The website has been growing in popularity, eventually surpassing its sister site, GRYOnline.pl. The headquarters of both these websites are located in Kraków. Gamepressure is operated by about 20 people.

== tvgry.pl ==
In 2009, a few members of the editorial team of GRYOnline.pl were assigned to a team focused around the sub-site tvgry.pl, conceived as an internet television for gamers. Over the years, the team has become increasingly independent, and included such prominent figures of the Polish gaming and vlog communities as Krzysztof Gonciarz, Maciej "Von Zay" Makuła, Marcin "Del" Łukański, Remigiusz "Rock" Maciaszek, Patryk "Rojo" Rojewski or Grzegorz "Gambrinus" Bobrek. Michał „Elessar" Mańka is the current editor-in-chief. Today, the leading area of activity of tvgry.pl is YouTube, where content is published through three channels: TVGRYpl, TVGRYplus and TvFilmy. The team regularly organizes live broadcasts on Twitch (as tvgrypl).

== Views ==
According to Alexa.com, the gry-online.pl domain is ranked 112 among the most popular websites in Poland, and 7,823 worldwide (as of 5 February 2019), and Gamepressure is ranked 4,306 worldwide. The TVGRYpl YouTube channel has over 930,000 subscribers, and its materials were viewed over 460 million times (as of 17 March 2019). At the beginning of 2018, the channel had around 600,000 subscribers, and over 400,000 a year before.

== Awards and achievements ==
In December 2013, GRYOnline.pl was on the list of the most popular thematic portals in Poland, taking the 20th place in the Culture and Entertainment category.
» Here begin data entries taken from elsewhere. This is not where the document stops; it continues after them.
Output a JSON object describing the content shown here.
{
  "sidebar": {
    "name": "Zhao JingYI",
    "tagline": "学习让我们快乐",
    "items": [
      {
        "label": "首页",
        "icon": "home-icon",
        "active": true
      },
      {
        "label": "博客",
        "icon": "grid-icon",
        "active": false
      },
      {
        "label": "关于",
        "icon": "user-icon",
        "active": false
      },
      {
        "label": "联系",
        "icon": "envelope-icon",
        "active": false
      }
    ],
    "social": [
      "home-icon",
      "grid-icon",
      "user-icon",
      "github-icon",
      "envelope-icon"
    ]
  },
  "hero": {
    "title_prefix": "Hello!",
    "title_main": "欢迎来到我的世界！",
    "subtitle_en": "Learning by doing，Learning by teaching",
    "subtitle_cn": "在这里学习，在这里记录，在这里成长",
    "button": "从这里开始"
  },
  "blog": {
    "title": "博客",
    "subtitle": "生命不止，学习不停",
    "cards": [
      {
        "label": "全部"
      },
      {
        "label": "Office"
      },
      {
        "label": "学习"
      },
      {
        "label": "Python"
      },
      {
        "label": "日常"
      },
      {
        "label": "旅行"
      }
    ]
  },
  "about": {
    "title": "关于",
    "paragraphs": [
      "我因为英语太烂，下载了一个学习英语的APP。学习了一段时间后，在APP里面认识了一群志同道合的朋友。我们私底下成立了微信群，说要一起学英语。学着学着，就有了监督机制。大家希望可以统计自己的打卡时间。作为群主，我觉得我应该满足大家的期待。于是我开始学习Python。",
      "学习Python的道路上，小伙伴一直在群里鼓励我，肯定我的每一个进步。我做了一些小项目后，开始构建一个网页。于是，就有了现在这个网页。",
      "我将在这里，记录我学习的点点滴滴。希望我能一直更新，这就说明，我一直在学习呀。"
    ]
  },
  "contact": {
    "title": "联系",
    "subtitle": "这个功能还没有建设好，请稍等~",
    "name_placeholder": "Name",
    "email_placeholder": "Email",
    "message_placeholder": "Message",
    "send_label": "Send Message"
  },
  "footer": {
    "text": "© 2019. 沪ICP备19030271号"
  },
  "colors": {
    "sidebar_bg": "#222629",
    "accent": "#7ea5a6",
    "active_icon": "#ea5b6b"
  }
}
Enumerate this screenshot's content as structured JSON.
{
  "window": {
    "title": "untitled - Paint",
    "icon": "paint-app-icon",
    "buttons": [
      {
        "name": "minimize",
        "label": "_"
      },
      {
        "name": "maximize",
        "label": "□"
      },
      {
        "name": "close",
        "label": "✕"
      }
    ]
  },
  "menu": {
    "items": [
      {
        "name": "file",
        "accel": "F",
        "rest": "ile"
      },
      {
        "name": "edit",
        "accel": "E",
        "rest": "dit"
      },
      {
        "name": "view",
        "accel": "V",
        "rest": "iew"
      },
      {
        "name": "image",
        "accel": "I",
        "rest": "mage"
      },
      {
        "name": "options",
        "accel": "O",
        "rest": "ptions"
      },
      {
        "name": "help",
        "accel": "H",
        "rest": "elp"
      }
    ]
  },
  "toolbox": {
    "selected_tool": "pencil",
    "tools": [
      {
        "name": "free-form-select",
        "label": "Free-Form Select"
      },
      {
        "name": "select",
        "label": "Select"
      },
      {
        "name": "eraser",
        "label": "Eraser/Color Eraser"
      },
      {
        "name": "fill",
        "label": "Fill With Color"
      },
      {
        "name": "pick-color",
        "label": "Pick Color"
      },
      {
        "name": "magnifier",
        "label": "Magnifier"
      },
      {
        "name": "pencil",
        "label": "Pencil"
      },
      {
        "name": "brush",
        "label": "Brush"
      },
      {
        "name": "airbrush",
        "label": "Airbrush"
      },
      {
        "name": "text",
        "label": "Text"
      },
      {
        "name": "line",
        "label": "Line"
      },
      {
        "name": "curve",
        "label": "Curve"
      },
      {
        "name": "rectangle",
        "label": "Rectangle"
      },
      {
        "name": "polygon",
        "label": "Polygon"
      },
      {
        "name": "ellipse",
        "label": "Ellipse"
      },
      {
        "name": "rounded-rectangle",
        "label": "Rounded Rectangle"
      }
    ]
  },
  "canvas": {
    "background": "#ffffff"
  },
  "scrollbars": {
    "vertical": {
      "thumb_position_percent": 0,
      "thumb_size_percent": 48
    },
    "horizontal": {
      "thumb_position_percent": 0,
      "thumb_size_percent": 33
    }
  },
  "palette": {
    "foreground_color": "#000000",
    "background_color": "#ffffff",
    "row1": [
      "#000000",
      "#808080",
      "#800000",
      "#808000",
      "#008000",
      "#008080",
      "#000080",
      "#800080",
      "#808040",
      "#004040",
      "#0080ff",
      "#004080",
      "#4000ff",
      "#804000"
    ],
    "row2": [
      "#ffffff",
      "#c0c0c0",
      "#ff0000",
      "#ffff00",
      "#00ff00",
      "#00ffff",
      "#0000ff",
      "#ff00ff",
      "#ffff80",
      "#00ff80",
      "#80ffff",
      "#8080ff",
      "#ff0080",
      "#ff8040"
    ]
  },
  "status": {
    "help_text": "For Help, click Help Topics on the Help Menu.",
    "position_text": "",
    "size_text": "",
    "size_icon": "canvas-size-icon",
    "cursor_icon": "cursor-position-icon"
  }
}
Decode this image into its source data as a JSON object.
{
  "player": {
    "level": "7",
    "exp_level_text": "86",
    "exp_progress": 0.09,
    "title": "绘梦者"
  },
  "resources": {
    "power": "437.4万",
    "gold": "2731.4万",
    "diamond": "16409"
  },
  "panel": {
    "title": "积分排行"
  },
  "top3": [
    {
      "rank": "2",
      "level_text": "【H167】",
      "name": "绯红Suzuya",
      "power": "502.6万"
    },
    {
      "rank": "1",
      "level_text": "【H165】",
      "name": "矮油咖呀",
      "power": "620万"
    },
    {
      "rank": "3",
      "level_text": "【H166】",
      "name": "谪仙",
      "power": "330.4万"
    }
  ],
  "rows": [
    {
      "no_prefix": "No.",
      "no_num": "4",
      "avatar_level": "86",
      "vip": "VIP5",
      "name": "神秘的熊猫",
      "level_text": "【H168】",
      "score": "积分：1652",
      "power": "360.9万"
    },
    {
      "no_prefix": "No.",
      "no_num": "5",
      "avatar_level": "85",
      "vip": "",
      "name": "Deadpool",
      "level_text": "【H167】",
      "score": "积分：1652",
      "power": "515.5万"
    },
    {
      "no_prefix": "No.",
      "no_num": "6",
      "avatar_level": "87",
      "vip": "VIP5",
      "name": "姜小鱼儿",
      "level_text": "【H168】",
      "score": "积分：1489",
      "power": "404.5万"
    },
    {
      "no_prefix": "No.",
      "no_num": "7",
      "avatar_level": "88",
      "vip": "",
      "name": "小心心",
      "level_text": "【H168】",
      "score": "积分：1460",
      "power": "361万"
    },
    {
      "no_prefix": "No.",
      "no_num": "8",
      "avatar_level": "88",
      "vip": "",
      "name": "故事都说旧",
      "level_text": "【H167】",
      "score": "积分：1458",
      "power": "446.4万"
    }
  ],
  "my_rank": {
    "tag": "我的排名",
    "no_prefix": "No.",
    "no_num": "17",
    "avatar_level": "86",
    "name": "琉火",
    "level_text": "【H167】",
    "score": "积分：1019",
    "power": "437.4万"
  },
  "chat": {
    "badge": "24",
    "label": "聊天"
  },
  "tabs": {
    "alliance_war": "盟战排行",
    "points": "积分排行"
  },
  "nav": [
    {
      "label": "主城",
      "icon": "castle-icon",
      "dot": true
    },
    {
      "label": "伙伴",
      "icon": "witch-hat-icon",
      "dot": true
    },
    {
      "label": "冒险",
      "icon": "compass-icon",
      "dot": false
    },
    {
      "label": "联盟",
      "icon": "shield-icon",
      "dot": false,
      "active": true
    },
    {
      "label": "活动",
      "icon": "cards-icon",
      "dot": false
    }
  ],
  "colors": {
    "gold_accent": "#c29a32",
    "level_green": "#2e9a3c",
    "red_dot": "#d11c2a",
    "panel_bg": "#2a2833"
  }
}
GRY-OnLine S.A. also won the Golden Certificate of Business Credibility for 2009 from the credit bureau Bisnode D&B Polska and a distinction in the ranking of Business Wings 2010 in the category "Micro - reliable and dynamic company" in the Małopolskie Voivodeship. In the 2012 Trusted Opinions Ranking organised by Ceneo.pl, the GRY-OnLine store was ranked among the top ten most trusted online stores.

Throughout its history, GRYOnline.pl has also been awarded four times and received several distinctions in the Webstarfestival, a competition for the best websites and creations on the Polish Internet:

- 2005 - distinction in the Choice of Internet users category.
- 2006 - distinction in the Culture and Entertainment category.
- 2007 - Internet Users Webstar in the Culture and Entertainment category.
- 2008 - Academy Webstar and Internet Users Webstar in the Entertainment category.
- 2009 - Second award in the Entertainment category.
- 2010 - Academy Webstar in the Entertainment category.